Taking Part, the Young Vic’s Creative Engagement Department, has today announced the world premiere of AiTopia, the inaugural production from new company The Collective, which is made up of 50 multi-disciplinary artists from Lambeth and Southwark. This new company looks to disrupt traditional conventions of theatre-making to pioneer new models of making work centred on community and collaboration.
In an idyllic, self-governing community where the police have been defunded, the opportunity for an AI After Life promises peace, order and financial reward. But behind closed doors, five families are discovering that innovation has a price. As cracks begin to form and relationships are threatened, will AI help them move beyond their grief or threaten their humanity?
Featuring a cast and creative team of over 50 artists, AiTopia has been created from scratch by the members of The Collective, led by director Michelle Payne and supported by a team of creative consultants. AiTopia will run at the Young Vic Maria Theatre from 25 January – 1 February 2025. Tickets are free and will be available to book from late November.
Launched in June 2024 The Collective consists of artists who have all been part of the Young Vic Taking Part Neighbourhood Theatre project within the last five years. Selected via a series of workshops, The Collective has brought together people from all walks of life covering a range of artistic skills and interests from acting, writing, sound and lighting design to movement, production and Set & Costume. Meeting every week for a total of 4 terms across 8 months , members of the group are developing the key skills in devising, curation, design, and the core building blocks required in the creation of a show.
AiTopia was co-written by Elsa Joseph, Frances Timlin, Joyce Abosi, Kandy Rohmann, Kevin O’Neill, Rahkim Thomas Hunte, Simon Bracken, Stephen Foley, Thelma Purcell, Xanthus Peters and Jennifer Haynes and directed by Michelle Payne.
The cast includes Adar Owuna, Boma Braide, Deborah Elizabeth Mali Smith, Ioannis Sykovari, Katerina Kaloyerou, Ketrina Brisefert, Kimberley Maloney, Lorna Miri, Matilde Cerruti Quara, Moe Farah, Nana Yaa Oforiwaa Osei-Bonsu, Peter Barrs, Sasha Winslow, Shahab Awad, Tracey-Ann Henry, Eldi Dundee, Marina Hussain, and Michael Sookhan.
The creative team consists of set and costume design by Anne-Marie Garbrah, Elisa Rovelli, Marilyn Rogers, Matilde Sazio, Ama Ababio, Roxceina Hibbert and Jennifer Anne Marshall; lighting and sound design by Darren Anthony Spencer, Liz Heasman, Peter Phillips, Ariel Elkarif and Kemi Adekoya; and movement by Cherlyn Miller, John Watts and Seamus Kennedy.
The creative consultants on the project are set & costume consultant Natalie Pryce, movement consultant Christopher Tendai, musical director & composition consultant Matt Greaves, and co-dramaturgy by Emma Dennis-Edwards and Shereen Jasmin Phillips who is also the Creative Producer and Creative Director of the Taking Part department.
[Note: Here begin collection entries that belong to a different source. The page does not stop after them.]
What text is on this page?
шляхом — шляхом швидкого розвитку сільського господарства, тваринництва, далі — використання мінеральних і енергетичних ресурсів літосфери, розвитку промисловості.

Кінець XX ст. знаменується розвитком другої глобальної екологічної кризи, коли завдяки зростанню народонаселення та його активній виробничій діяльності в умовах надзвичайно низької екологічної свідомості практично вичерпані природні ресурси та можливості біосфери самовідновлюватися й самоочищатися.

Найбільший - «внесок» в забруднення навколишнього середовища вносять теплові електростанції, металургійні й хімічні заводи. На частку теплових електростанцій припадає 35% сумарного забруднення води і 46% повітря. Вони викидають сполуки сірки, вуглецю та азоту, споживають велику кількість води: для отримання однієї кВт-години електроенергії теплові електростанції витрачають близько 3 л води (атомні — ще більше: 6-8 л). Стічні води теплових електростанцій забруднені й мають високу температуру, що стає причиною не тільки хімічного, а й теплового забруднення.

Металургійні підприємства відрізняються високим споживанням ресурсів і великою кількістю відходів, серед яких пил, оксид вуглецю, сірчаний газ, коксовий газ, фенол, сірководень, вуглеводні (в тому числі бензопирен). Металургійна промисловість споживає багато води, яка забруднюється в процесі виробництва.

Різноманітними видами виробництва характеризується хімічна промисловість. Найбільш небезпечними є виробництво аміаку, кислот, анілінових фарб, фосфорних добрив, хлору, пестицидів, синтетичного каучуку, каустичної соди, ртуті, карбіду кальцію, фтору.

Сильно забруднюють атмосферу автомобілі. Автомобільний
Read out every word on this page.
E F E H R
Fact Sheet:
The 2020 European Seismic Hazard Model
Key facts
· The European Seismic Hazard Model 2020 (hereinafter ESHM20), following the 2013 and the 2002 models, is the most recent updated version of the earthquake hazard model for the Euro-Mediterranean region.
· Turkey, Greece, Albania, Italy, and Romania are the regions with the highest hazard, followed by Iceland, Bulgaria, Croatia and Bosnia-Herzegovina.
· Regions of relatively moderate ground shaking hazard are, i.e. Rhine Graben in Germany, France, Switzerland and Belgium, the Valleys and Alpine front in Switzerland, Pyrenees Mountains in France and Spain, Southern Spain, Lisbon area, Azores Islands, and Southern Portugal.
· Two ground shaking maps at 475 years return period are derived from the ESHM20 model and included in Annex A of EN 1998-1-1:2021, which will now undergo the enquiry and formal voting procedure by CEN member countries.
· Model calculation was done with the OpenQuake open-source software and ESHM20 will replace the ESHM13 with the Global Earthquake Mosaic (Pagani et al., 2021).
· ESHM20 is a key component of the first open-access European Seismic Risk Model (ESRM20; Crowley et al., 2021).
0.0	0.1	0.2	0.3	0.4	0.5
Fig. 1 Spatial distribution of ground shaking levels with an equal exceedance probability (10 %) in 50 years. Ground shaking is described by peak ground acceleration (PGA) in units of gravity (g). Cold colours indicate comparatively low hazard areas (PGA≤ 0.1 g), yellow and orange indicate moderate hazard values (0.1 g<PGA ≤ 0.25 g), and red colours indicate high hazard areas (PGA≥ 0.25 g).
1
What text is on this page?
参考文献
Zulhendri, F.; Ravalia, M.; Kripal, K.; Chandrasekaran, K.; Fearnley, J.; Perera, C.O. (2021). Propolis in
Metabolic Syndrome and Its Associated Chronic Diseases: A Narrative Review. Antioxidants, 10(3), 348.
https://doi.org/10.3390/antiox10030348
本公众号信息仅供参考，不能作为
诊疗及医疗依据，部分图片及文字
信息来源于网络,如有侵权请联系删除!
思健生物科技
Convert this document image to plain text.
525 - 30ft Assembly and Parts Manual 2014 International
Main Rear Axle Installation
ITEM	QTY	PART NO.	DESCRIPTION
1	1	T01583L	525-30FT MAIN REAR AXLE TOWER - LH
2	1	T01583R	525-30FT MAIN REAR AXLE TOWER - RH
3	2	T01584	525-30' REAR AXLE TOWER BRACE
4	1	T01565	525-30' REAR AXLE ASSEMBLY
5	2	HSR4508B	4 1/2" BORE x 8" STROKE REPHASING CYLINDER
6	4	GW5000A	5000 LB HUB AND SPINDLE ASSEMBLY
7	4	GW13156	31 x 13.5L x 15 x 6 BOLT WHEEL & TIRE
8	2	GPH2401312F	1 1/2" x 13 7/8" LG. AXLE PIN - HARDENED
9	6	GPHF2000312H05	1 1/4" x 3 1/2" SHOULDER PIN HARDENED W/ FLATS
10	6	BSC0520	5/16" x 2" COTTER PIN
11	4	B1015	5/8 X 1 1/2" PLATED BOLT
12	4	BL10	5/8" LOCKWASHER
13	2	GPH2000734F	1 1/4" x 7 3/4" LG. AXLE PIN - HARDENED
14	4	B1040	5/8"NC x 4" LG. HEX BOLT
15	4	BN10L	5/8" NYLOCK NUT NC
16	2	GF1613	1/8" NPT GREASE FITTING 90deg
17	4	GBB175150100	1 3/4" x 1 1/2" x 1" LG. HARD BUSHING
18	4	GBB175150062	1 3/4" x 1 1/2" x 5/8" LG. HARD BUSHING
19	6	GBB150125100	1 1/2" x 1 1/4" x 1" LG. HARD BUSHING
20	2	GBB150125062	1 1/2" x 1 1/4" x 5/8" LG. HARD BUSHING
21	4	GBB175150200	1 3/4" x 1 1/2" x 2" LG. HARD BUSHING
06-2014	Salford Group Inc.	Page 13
Taking Part, the Young Vic’s Creative Engagement Department, works with young people, adults, schools, and the local community in Lambeth and Southwark, engaging with over 15,000 people a year and providing free tickets to all shows and free creative and artistic opportunities to participants. Taking Part’s three strands, Learning, Participation, and Neighbourhood Theatre, create work that is the beating heart of the organisation.
Alisha Artry, Neighbourhood Theatre Producer, said: “Over the past four months it has been incredibly exciting to witness The Collective devise and develop such a timely new production for the Young Vic stage. By giving this extraordinary group of artists, not only a platform to explore the issues that sit at the heart of their communities but creative autonomy over the production, we’re establishing a new model of collaborative theatre-making that places communities at the heart of the creative process.”
Shereen Jasmin Phillips, Creative Director of Taking Part, said: “Community theatre is often seen as the underdog, with this production we make it explicitly clear that our work continues to be professional, ground-breaking and relevant. With the world changing before our eyes, protest, war, and technology fast escaping our hands, it shed lights on the topics of Ai and the possibilities of a world that could defund the police. AiTopia is not only a unique production but the process in creating this work is an opportunity to integrate how theatre is made to further our understanding of collaboration that centres participants and makes them the creators of their own destiny.”